Drag of electrons in graphene by substrate surface polar phonons

TL;DR

This paper develops a theory for electron drag by substrate surface polar phonons in graphene and finds that its contribution to thermopower is minor compared to diffusion, supporting Mott's law.

Contribution

The authors present the first complete theoretical model of SPP drag in graphene, quantifying its impact on thermopower and explaining its small magnitude.

Findings

SPP drag contribution to thermopower is an order of magnitude lower than diffusion.

Low SPP occupation number and short phonon mean free path limit drag effects.

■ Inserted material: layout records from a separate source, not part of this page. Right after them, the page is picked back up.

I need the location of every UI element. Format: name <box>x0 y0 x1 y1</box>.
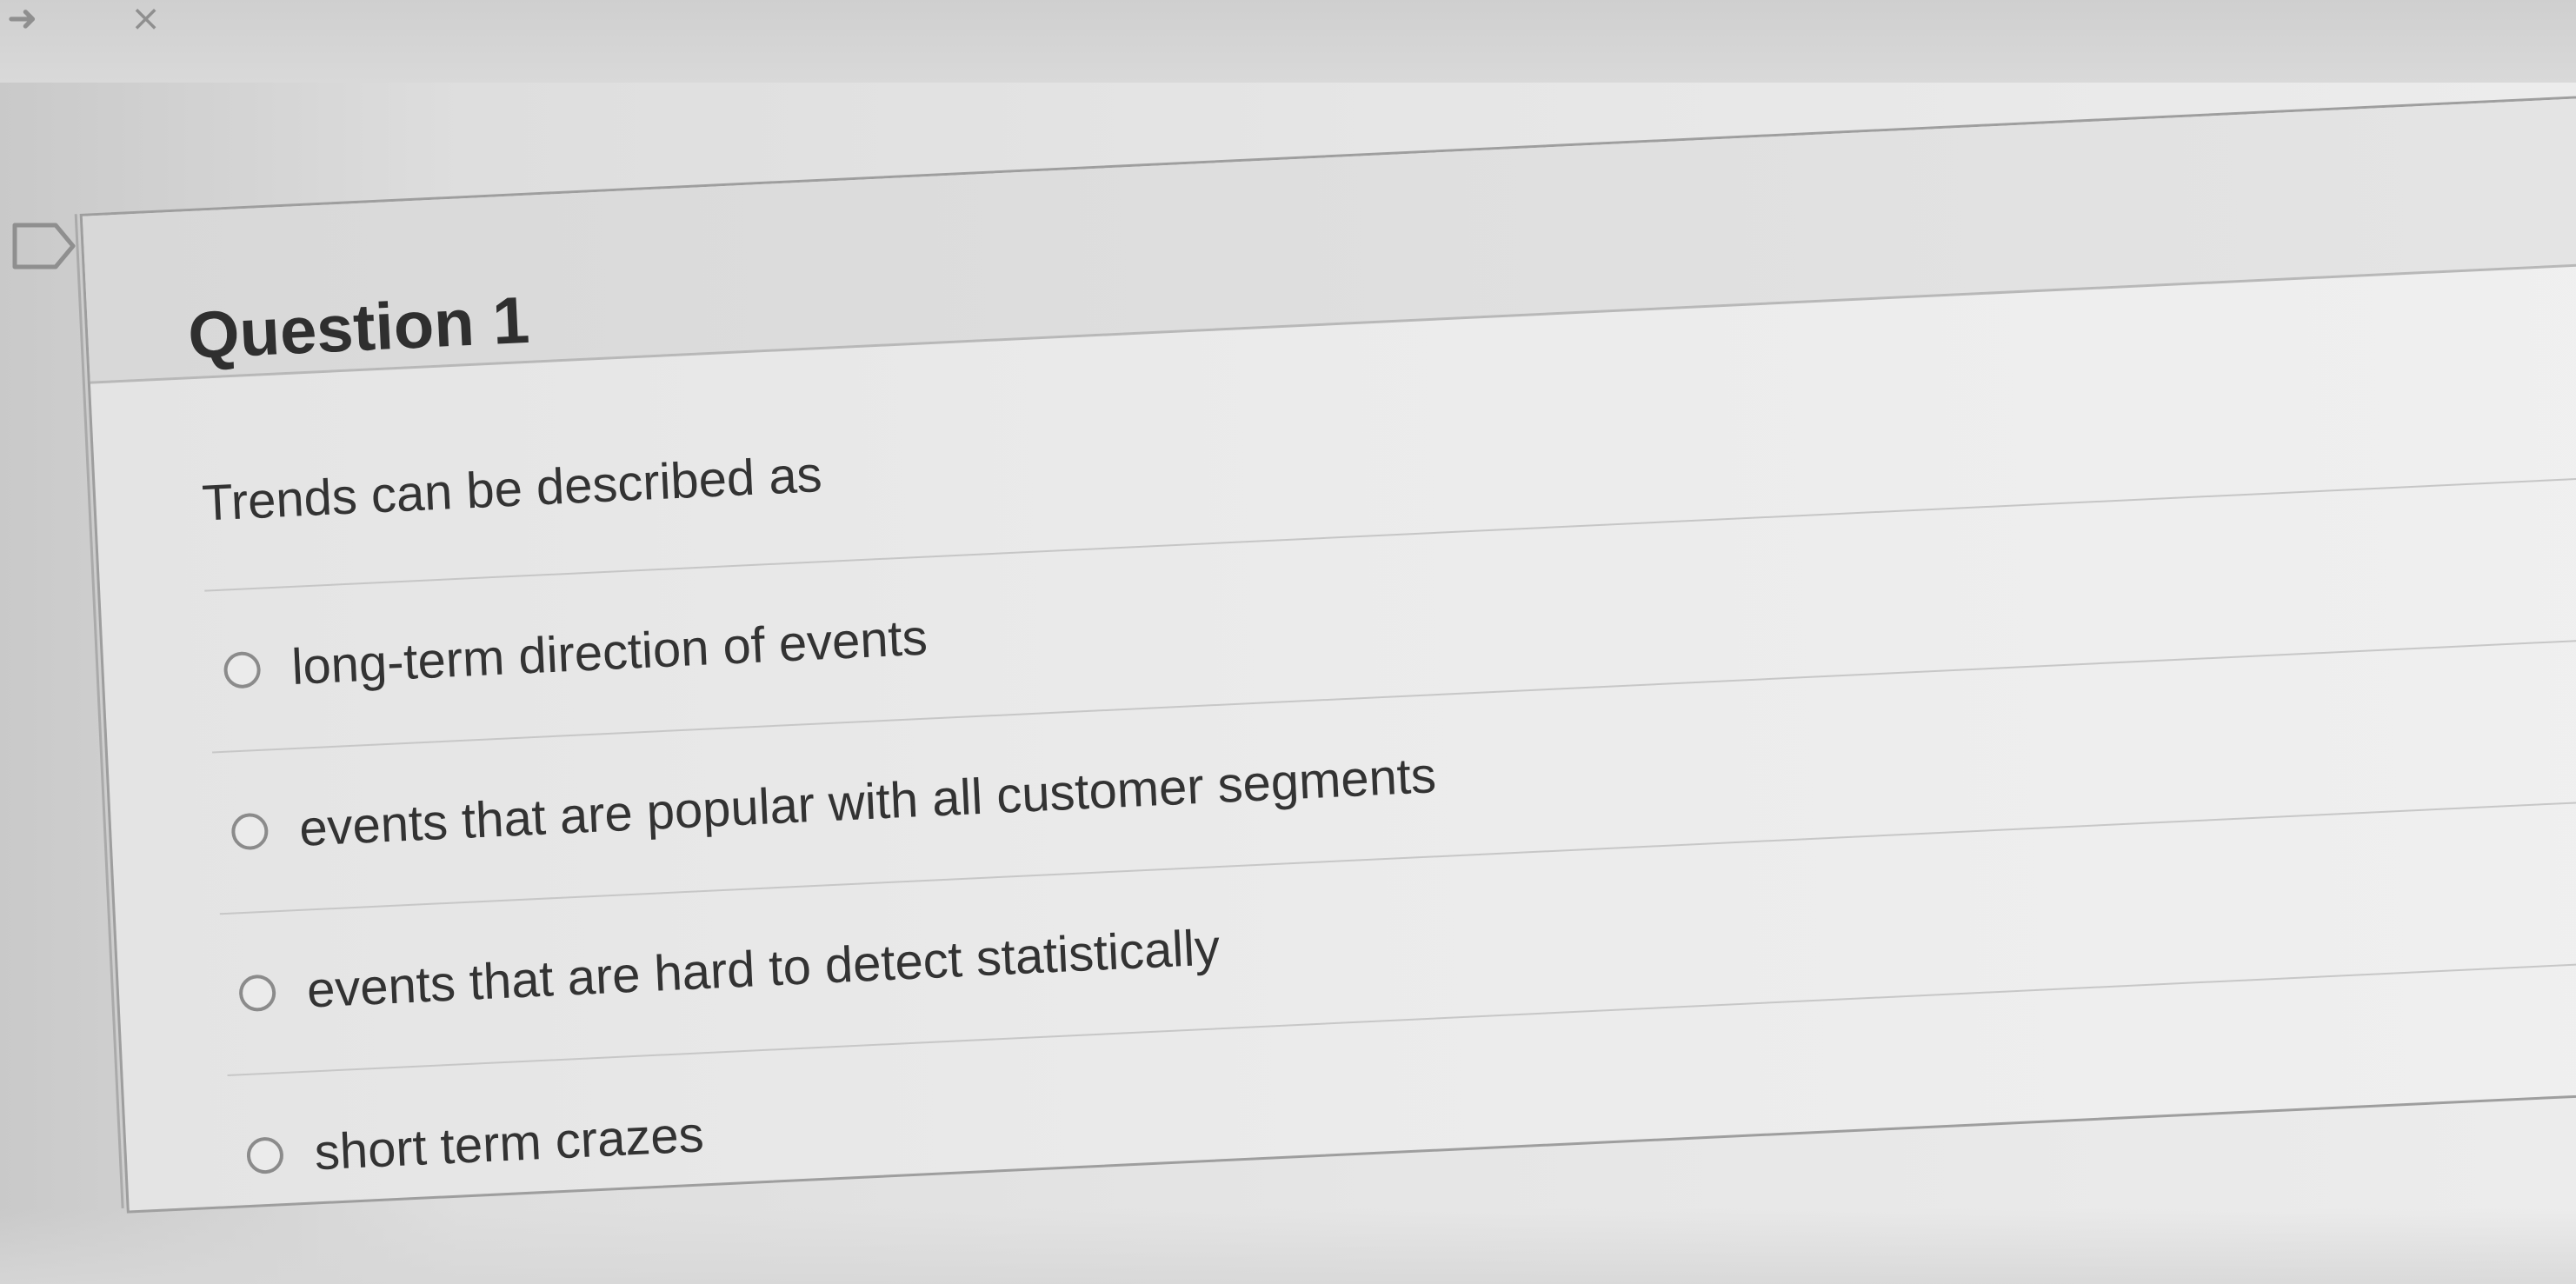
radio-button[interactable] <box>223 650 262 689</box>
radio-button[interactable] <box>238 974 277 1013</box>
question-prompt: Trends can be described as <box>201 446 823 532</box>
question-header: Question 1 <box>82 91 2576 384</box>
radio-button[interactable] <box>230 812 270 851</box>
answer-option-label[interactable]: events that are hard to detect statistic… <box>305 916 1221 1021</box>
quiz-screen: ➜ × Question 1 Trends can be described a… <box>0 0 2576 1284</box>
answer-option-label[interactable]: long-term direction of events <box>290 607 929 699</box>
radio-button[interactable] <box>245 1136 284 1175</box>
lower-shadow <box>0 1208 2576 1284</box>
answer-option-label[interactable]: short term crazes <box>313 1103 705 1184</box>
question-content: Question 1 Trends can be described as lo… <box>0 0 2576 1282</box>
answer-options: long-term direction of events events tha… <box>204 473 2576 1238</box>
question-card: Question 1 Trends can be described as lo… <box>79 88 2576 1214</box>
question-title: Question 1 <box>186 283 531 374</box>
answer-option-label[interactable]: events that are popular with all custome… <box>298 744 1438 861</box>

Experimental thermopower in graphene aligns with Mott's law, indicating diffusion dominance.

Abstract

It is known that electron scattering by surface polar phonons (SPPs) of the substrate reduces their mobility in supported graphene. However, there is no experimental evidence for contribution of drag of electrons by SPP to thermoelectric phenomena in graphene: graphene thermopower exhibits good agreement with Mott's law, which means that the diffusion contribution to the thermopower is dominant in a wide range of carrier densities and temperatures. Here we develop a complete theory of drag of electrons in graphene by SPP. By solving Boltzmann transport equation for electrons scattered by SPPs we derive SPP drag contribution to the thermopower in graphene. Compared to diffusion thermopower, obtained values appear to be one order of magnitude lower for various substrates. This can be explained by low occupation number of the SPPs and short mean free path of such phonons stemming from their small group velocity. We conclude that experiments on thermopower in graphene can be treated within the framework of Mott's law.